The lunch at Newnham on the day of my lecture bore no relation to Woolf’s brown broth. I’d half-expected the kitchen staff to tip a knowing wink at A Room of One’s Own and give me a bowl of gravy. (I admit that I was in paranoid mood that day, having just been to the launch party for a new knitting book and been given blue-dyed spaghetti with bread-stick ‘needles’ poked in.) But the meal was as plentiful as it was delicious and I couldn’t help thinking how pleased Virginia Woolf would have been that the status of women, as measured by our lunches at least, had soared.

I thought of Woolf, Newnham and brown soup today as I sat down to lunch with three female friends with whom I share a particular bond. All four of us started PhDs at the same time. Between us, we produced doctoral theses on Conrad, Shakespeare, Victorian feminist poetry and contemporary fiction. (One of the entertainments when doing a PhD is to marvel at the apparent insanity of everyone else’s choice of subject; my favourite is still ‘the motif of decaying flesh in the works of J. M. Coetzee.’) If there’d been a medical emergency in the restaurant and someone had shouted out “Is there a doctor in the house?” we could have yelled back “Yes, four”.

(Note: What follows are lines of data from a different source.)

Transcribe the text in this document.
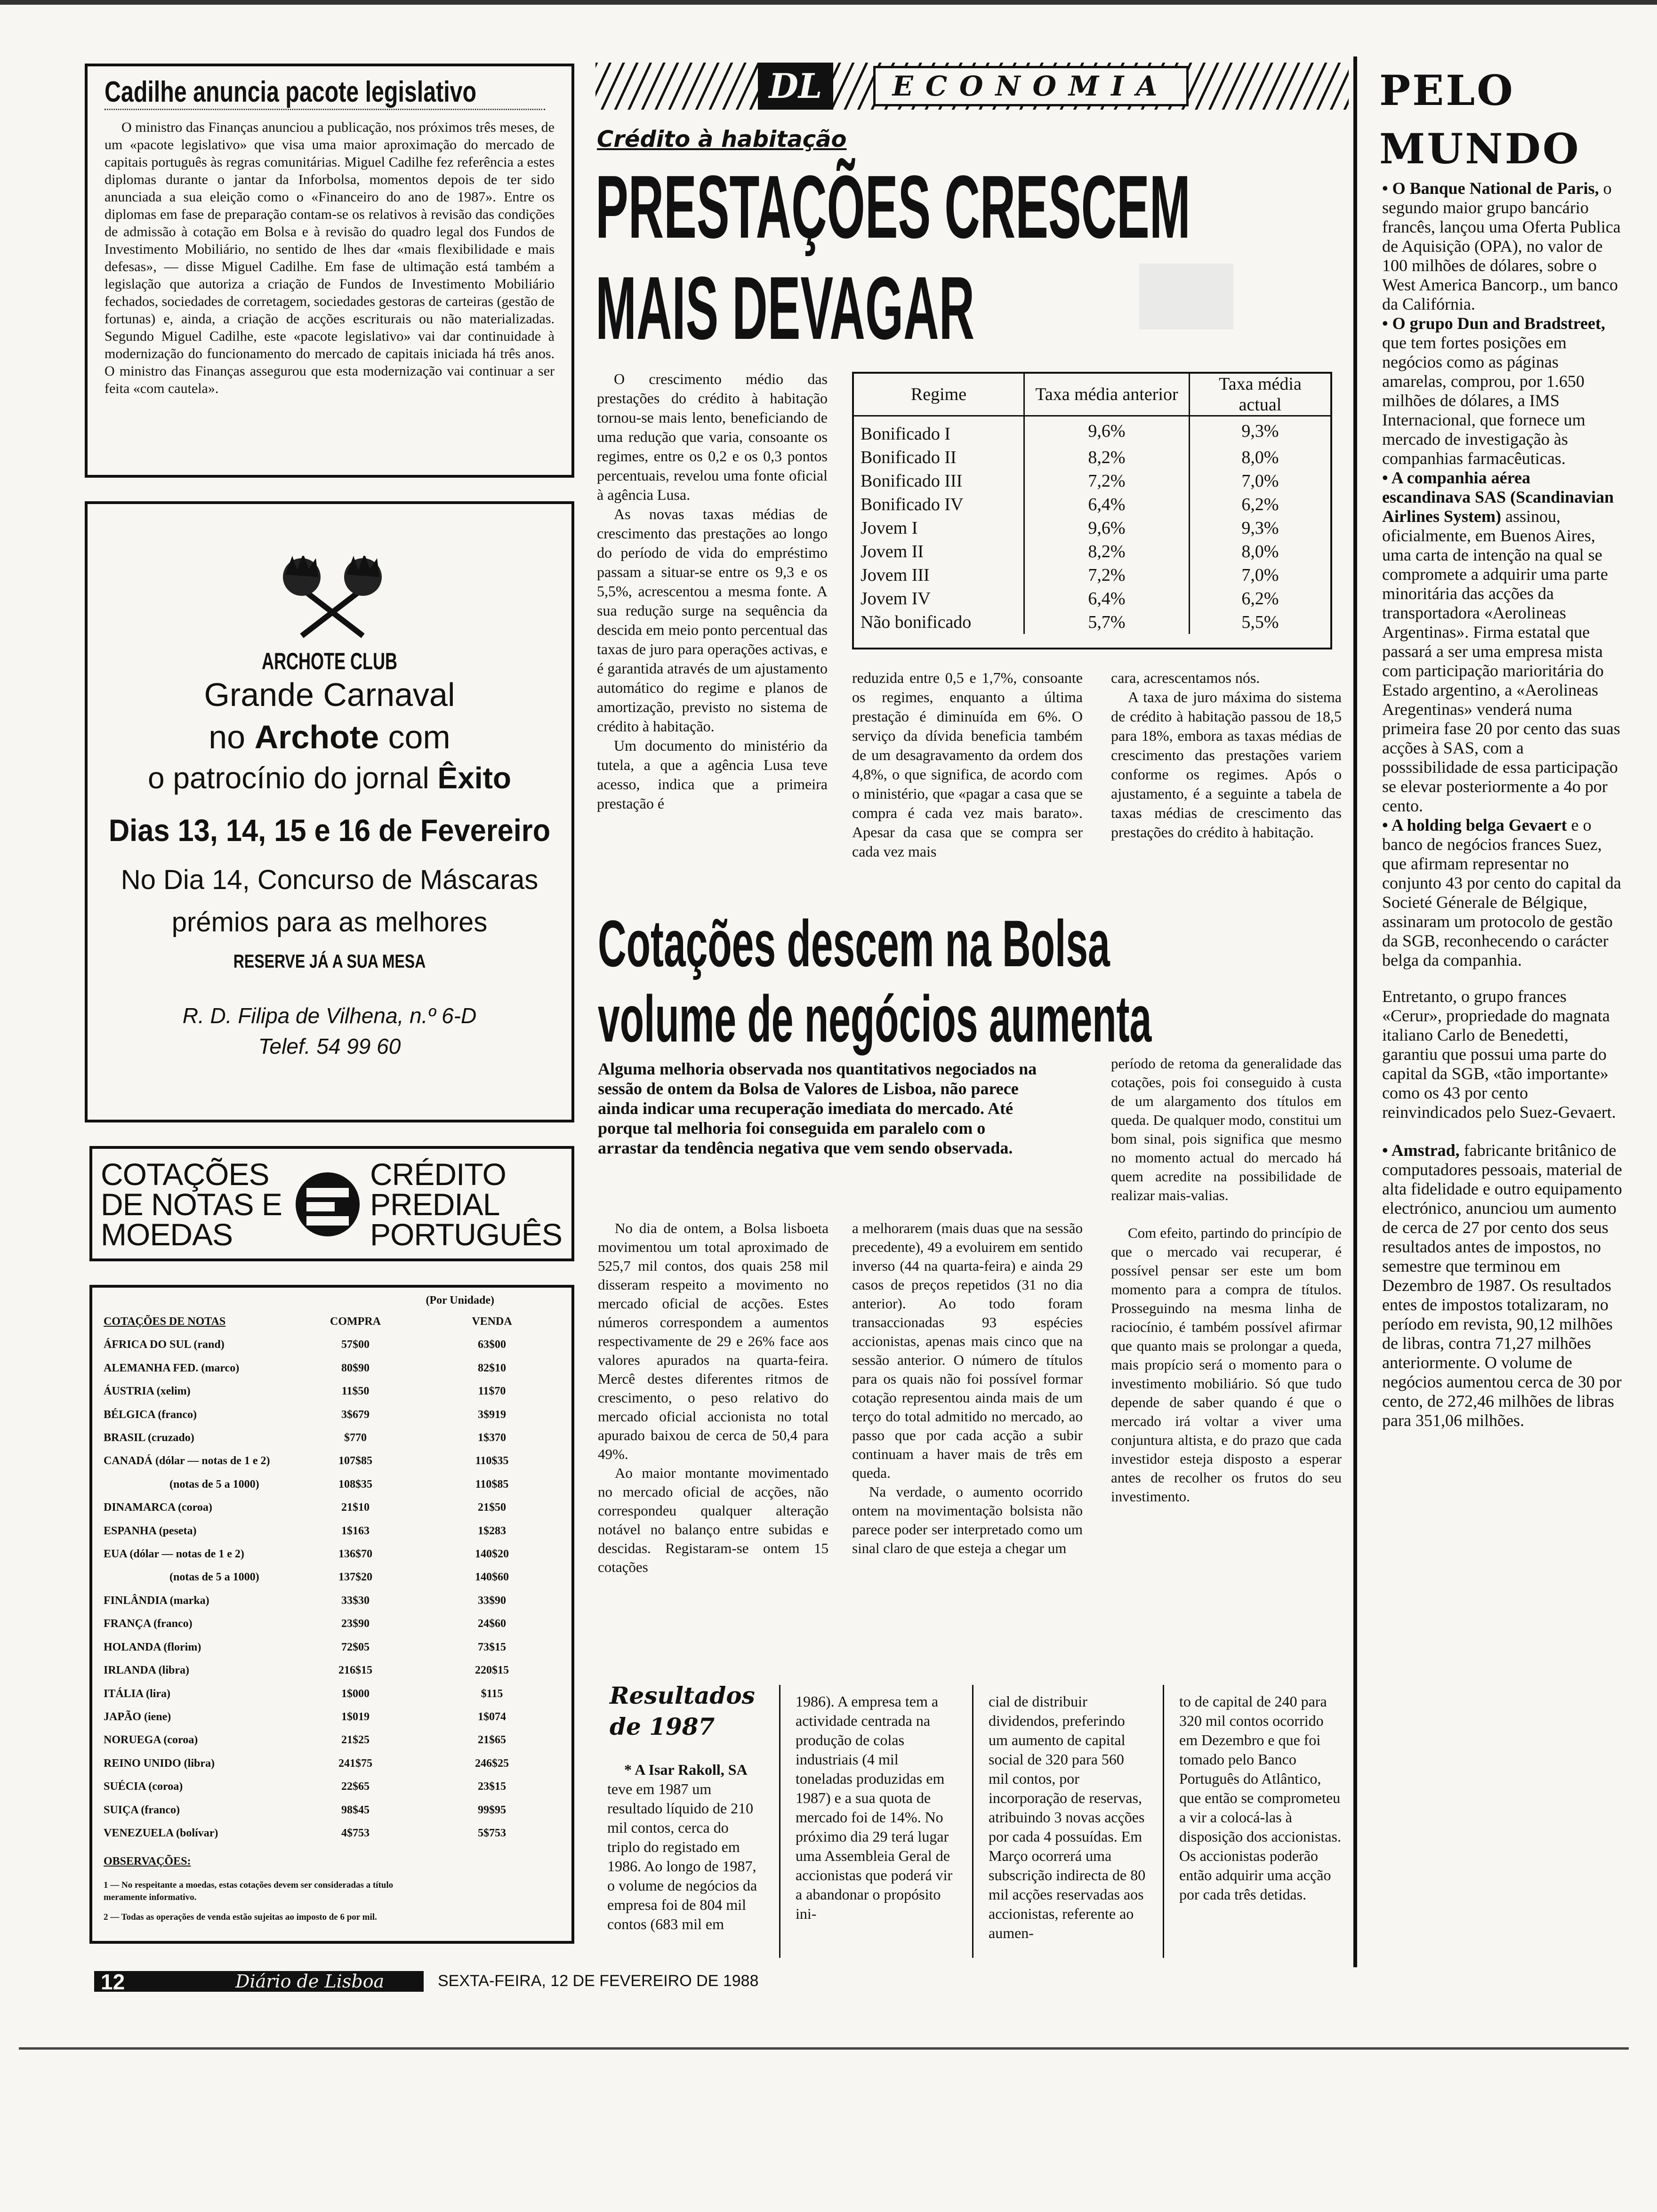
Cadilhe anuncia pacote legislativo

O ministro das Finanças anunciou a publicação, nos próximos três meses, de um «pacote legislativo» que visa uma maior aproximação do mercado de capitais português às regras comunitárias. Miguel Cadilhe fez referência a estes diplomas durante o jantar da Inforbolsa, momentos depois de ter sido anunciada a sua eleição como o «Financeiro do ano de 1987». Entre os diplomas em fase de preparação contam-se os relativos à revisão das condições de admissão à cotação em Bolsa e à revisão do quadro legal dos Fundos de Investimento Mobiliário, no sentido de lhes dar «mais flexibilidade e mais defesas», — disse Miguel Cadilhe. Em fase de ultimação está também a legislação que autoriza a criação de Fundos de Investimento Mobiliário fechados, sociedades de corretagem, sociedades gestoras de carteiras (gestão de fortunas) e, ainda, a criação de acções escriturais ou não materializadas. Segundo Miguel Cadilhe, este «pacote legislativo» vai dar continuidade à modernização do funcionamento do mercado de capitais iniciada há três anos. O ministro das Finanças assegurou que esta modernização vai continuar a ser feita «com cautela».

ARCHOTE CLUB
Grande Carnaval
no Archote com
o patrocínio do jornal Êxito
Dias 13, 14, 15 e 16 de Fevereiro
No Dia 14, Concurso de Máscaras
prémios para as melhores
RESERVE JÁ A SUA MESA
R. D. Filipa de Vilhena, n.º 6-D
Telef. 54 99 60
COTAÇÕES DE NOTAS E MOEDAS
CRÉDITO PREDIAL PORTUGUÊS
(Por Unidade)
COTAÇÕES DE NOTAS	COMPRA	VENDA
ÁFRICA DO SUL (rand)	57$00	63$00
ALEMANHA FED. (marco)	80$90	82$10
ÁUSTRIA (xelim)	11$50	11$70
BÉLGICA (franco)	3$679	3$919
BRASIL (cruzado)	$770	1$370
CANADÁ (dólar — notas de 1 e 2)	107$85	110$35
(notas de 5 a 1000)	108$35	110$85
DINAMARCA (coroa)	21$10	21$50
ESPANHA (peseta)	1$163	1$283
EUA (dólar — notas de 1 e 2)	136$70	140$20
(notas de 5 a 1000)	137$20	140$60
FINLÂNDIA (marka)	33$30	33$90
FRANÇA (franco)	23$90	24$60
HOLANDA (florim)	72$05	73$15
IRLANDA (libra)	216$15	220$15
ITÁLIA (lira)	1$000	$115
JAPÃO (iene)	1$019	1$074
NORUEGA (coroa)	21$25	21$65
REINO UNIDO (libra)	241$75	246$25
SUÉCIA (coroa)	22$65	23$15
SUIÇA (franco)	98$45	99$95
VENEZUELA (bolívar)	4$753	5$753
OBSERVAÇÕES:
1 — No respeitante a moedas, estas cotações devem ser consideradas a título meramente informativo.
2 — Todas as operações de venda estão sujeitas ao imposto de 6 por mil.
12	Diário de Lisboa	SEXTA-FEIRA, 12 DE FEVEREIRO DE 1988
DL	ECONOMIA
Crédito à habitação
PRESTAÇÕES CRESCEM
MAIS DEVAGAR

O crescimento médio das prestações do crédito à habitação tornou-se mais lento, beneficiando de uma redução que varia, consoante os regimes, entre os 0,2 e os 0,3 pontos percentuais, revelou uma fonte oficial à agência Lusa.

As novas taxas médias de crescimento das prestações ao longo do período de vida do empréstimo passam a situar-se entre os 9,3 e os 5,5%, acrescentou a mesma fonte. A sua redução surge na sequência da descida em meio ponto percentual das taxas de juro para operações activas, e é garantida através de um ajustamento automático do regime e planos de amortização, previsto no sistema de crédito à habitação.

Um documento do ministério da tutela, a que a agência Lusa teve acesso, indica que a primeira prestação é

Regime	Taxa média anterior	Taxa média actual
Bonificado I	9,6%	9,3%
Bonificado II	8,2%	8,0%
Bonificado III	7,2%	7,0%
Bonificado IV	6,4%	6,2%
Jovem I	9,6%	9,3%
Jovem II	8,2%	8,0%
Jovem III	7,2%	7,0%
Jovem IV	6,4%	6,2%
Não bonificado	5,7%	5,5%

reduzida entre 0,5 e 1,7%, consoante os regimes, enquanto a última prestação é diminuída em 6%. O serviço da dívida beneficia também de um desagravamento da ordem dos 4,8%, o que significa, de acordo com o ministério, que «pagar a casa que se compra é cada vez mais barato». Apesar da casa que se compra ser cada vez mais

cara, acrescentamos nós.

A taxa de juro máxima do sistema de crédito à habitação passou de 18,5 para 18%, embora as taxas médias de crescimento das prestações variem conforme os regimes. Após o ajustamento, é a seguinte a tabela de taxas médias de crescimento das prestações do crédito à habitação.

Cotações descem na Bolsa
volume de negócios aumenta
Alguma melhoria observada nos quantitativos negociados na sessão de ontem da Bolsa de Valores de Lisboa, não parece ainda indicar uma recuperação imediata do mercado. Até porque tal melhoria foi conseguida em paralelo com o arrastar da tendência negativa que vem sendo observada.

No dia de ontem, a Bolsa lisboeta movimentou um total aproximado de 525,7 mil contos, dos quais 258 mil disseram respeito a movimento no mercado oficial de acções. Estes números correspondem a aumentos respectivamente de 29 e 26% face aos valores apurados na quarta-feira. Mercê destes diferentes ritmos de crescimento, o peso relativo do mercado oficial accionista no total apurado baixou de cerca de 50,4 para 49%.

Ao maior montante movimentado no mercado oficial de acções, não correspondeu qualquer alteração notável no balanço entre subidas e descidas. Registaram-se ontem 15 cotações

a melhorarem (mais duas que na sessão precedente), 49 a evoluirem em sentido inverso (44 na quarta-feira) e ainda 29 casos de preços repetidos (31 no dia anterior). Ao todo foram transaccionadas 93 espécies accionistas, apenas mais cinco que na sessão anterior. O número de títulos para os quais não foi possível formar cotação representou ainda mais de um terço do total admitido no mercado, ao passo que por cada acção a subir continuam a haver mais de três em queda.

Na verdade, o aumento ocorrido ontem na movimentação bolsista não parece poder ser interpretado como um sinal claro de que esteja a chegar um

período de retoma da generalidade das cotações, pois foi conseguido à custa de um alargamento dos títulos em queda. De qualquer modo, constitui um bom sinal, pois significa que mesmo no momento actual do mercado há quem acredite na possibilidade de realizar mais-valias.

Com efeito, partindo do princípio de que o mercado vai recuperar, é possível pensar ser este um bom momento para a compra de títulos. Prosseguindo na mesma linha de raciocínio, é também possível afirmar que quanto mais se prolongar a queda, mais propício será o momento para o investimento mobiliário. Só que tudo depende de saber quando é que o mercado irá voltar a viver uma conjuntura altista, e do prazo que cada investidor esteja disposto a esperar antes de recolher os frutos do seu investimento.

Resultados de 1987

* A Isar Rakoll, SA

teve em 1987 um resultado líquido de 210 mil contos, cerca do triplo do registado em 1986. Ao longo de 1987, o volume de negócios da empresa foi de 804 mil contos (683 mil em

1986). A empresa tem a actividade centrada na produção de colas industriais (4 mil toneladas produzidas em 1987) e a sua quota de mercado foi de 14%. No próximo dia 29 terá lugar uma Assembleia Geral de accionistas que poderá vir a abandonar o propósito ini-

cial de distribuir dividendos, preferindo um aumento de capital social de 320 para 560 mil contos, por incorporação de reservas, atribuindo 3 novas acções por cada 4 possuídas. Em Março ocorrerá uma subscrição indirecta de 80 mil acções reservadas aos accionistas, referente ao aumen-

to de capital de 240 para 320 mil contos ocorrido em Dezembro e que foi tomado pelo Banco Português do Atlântico, que então se comprometeu a vir a colocá-las à disposição dos accionistas. Os accionistas poderão então adquirir uma acção por cada três detidas.

PELO MUNDO

• O Banque National de Paris, o segundo maior grupo bancário francês, lançou uma Oferta Publica de Aquisição (OPA), no valor de 100 milhões de dólares, sobre o West America Bancorp., um banco da Califórnia.

• O grupo Dun and Bradstreet, que tem fortes posições em negócios como as páginas amarelas, comprou, por 1.650 milhões de dólares, a IMS Internacional, que fornece um mercado de investigação às companhias farmacêuticas.

• A companhia aérea escandinava SAS (Scandinavian Airlines System) assinou, oficialmente, em Buenos Aires, uma carta de intenção na qual se compromete a adquirir uma parte minoritária das acções da transportadora «Aerolineas Argentinas». Firma estatal que passará a ser uma empresa mista com participação marioritária do Estado argentino, a «Aerolineas Aregentinas» venderá numa primeira fase 20 por cento das suas acções à SAS, com a posssibilidade de essa participação se elevar posteriormente a 4o por cento.

• A holding belga Gevaert e o banco de negócios frances Suez, que afirmam representar no conjunto 43 por cento do capital da Societé Génerale de Bélgique, assinaram um protocolo de gestão da SGB, reconhecendo o carácter belga da companhia.

Entretanto, o grupo frances «Cerur», propriedade do magnata italiano Carlo de Benedetti, garantiu que possui uma parte do capital da SGB, «tão importante» como os 43 por cento reinvindicados pelo Suez-Gevaert.

• Amstrad, fabricante britânico de computadores pessoais, material de alta fidelidade e outro equipamento electrónico, anunciou um aumento de cerca de 27 por cento dos seus resultados antes de impostos, no semestre que terminou em Dezembro de 1987. Os resultados entes de impostos totalizaram, no período em revista, 90,12 milhões de libras, contra 71,27 milhões anteriormente. O volume de negócios aumentou cerca de 30 por cento, de 272,46 milhões de libras para 351,06 milhões.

Our lunch was a million miles from the parsimonious meals of Virginia Woolf’s experience; the food wasn’t particularly special but we had more laughs than I’ve had all year. Laughter is a vital component of the PhD experience, given that so much of it is gruelling, solitary, hard-dentistry and that it goes on for so, so long. Perhaps it was a lack of laughs that added to Woolf’s misery about her soup. Much as I love Woolf, her work is as thin on comedy as her Cambridge meal was thin on partridge. If she’d had three good companions to share her gruesome gravy with, she might not have noticed the food at all.




  1. It’s a shame that Woolf couldn’t join you Charlie. If there’s one person who needed a good laugh it was her. Beautiful photos again btw!

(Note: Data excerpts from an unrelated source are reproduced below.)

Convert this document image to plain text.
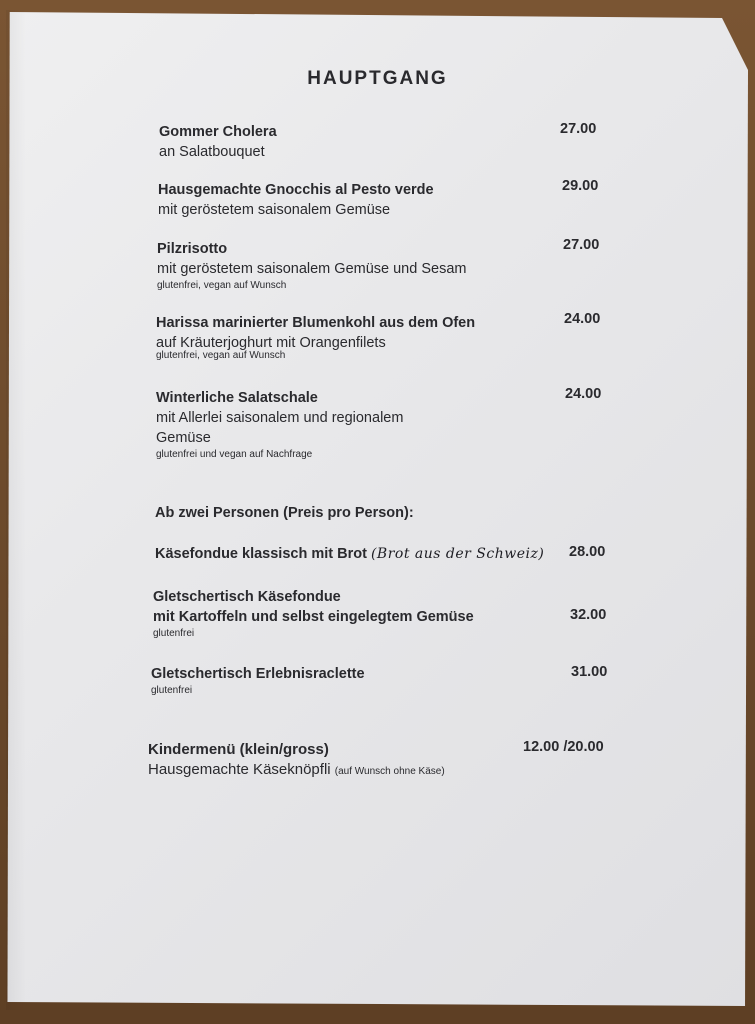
HAUPTGANG
Gommer Cholera
an Salatbouquet
27.00
Hausgemachte Gnocchis al Pesto verde
mit geröstetem saisonalem Gemüse
29.00
Pilzrisotto
mit geröstetem saisonalem Gemüse und Sesam
glutenfrei, vegan auf Wunsch
27.00
Harissa marinierter Blumenkohl aus dem Ofen
auf Kräuterjoghurt mit Orangenfilets
glutenfrei, vegan auf Wunsch
24.00
Winterliche Salatschale
mit Allerlei saisonalem und regionalem
Gemüse
glutenfrei und vegan auf Nachfrage
24.00
Ab zwei Personen (Preis pro Person):
Käsefondue klassisch mit Brot (Brot aus der Schweiz) 28.00
Gletschertisch Käsefondue
mit Kartoffeln und selbst eingelegtem Gemüse
glutenfrei
32.00
Gletschertisch Erlebnisraclette
glutenfrei
31.00
Kindermenü (klein/gross)
Hausgemachte Käseknöpfli (auf Wunsch ohne Käse)
12.00 /20.00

    1. I’m getting the feeling that you’re not a fan of Virginia Woolf, Boinsey. But it’s certainly true that she’s short on belly-laughs.

  2. What a beautiful shot of a (hard-earned) PhD gown and a fascinating post on what must have been Brown Windsor or maybe Brown Woolf. Delighted to see that literary eating has returned to the web.

    1. I’ve never tasted Brown Windsor, but have always thought it sounds rather horrible. I think Virginia Woolf’s soup was probably even worse.

    1. Someone had certainly tried to cut a dash with the food, so I will at least give them credit for that. But, as you say, gravy would have been preferable.

  3. i was surprised when you said VW has no sense of humor. then i realized my knowledge of her considerable gifts of wit, comedy and slapstick come mainly from the letters and diaries. dreadnought hoax (which i don’t find particularly funny) is probably her most famous excursion into humor. but the letters especially sparkle with wit. i commend them to your attention.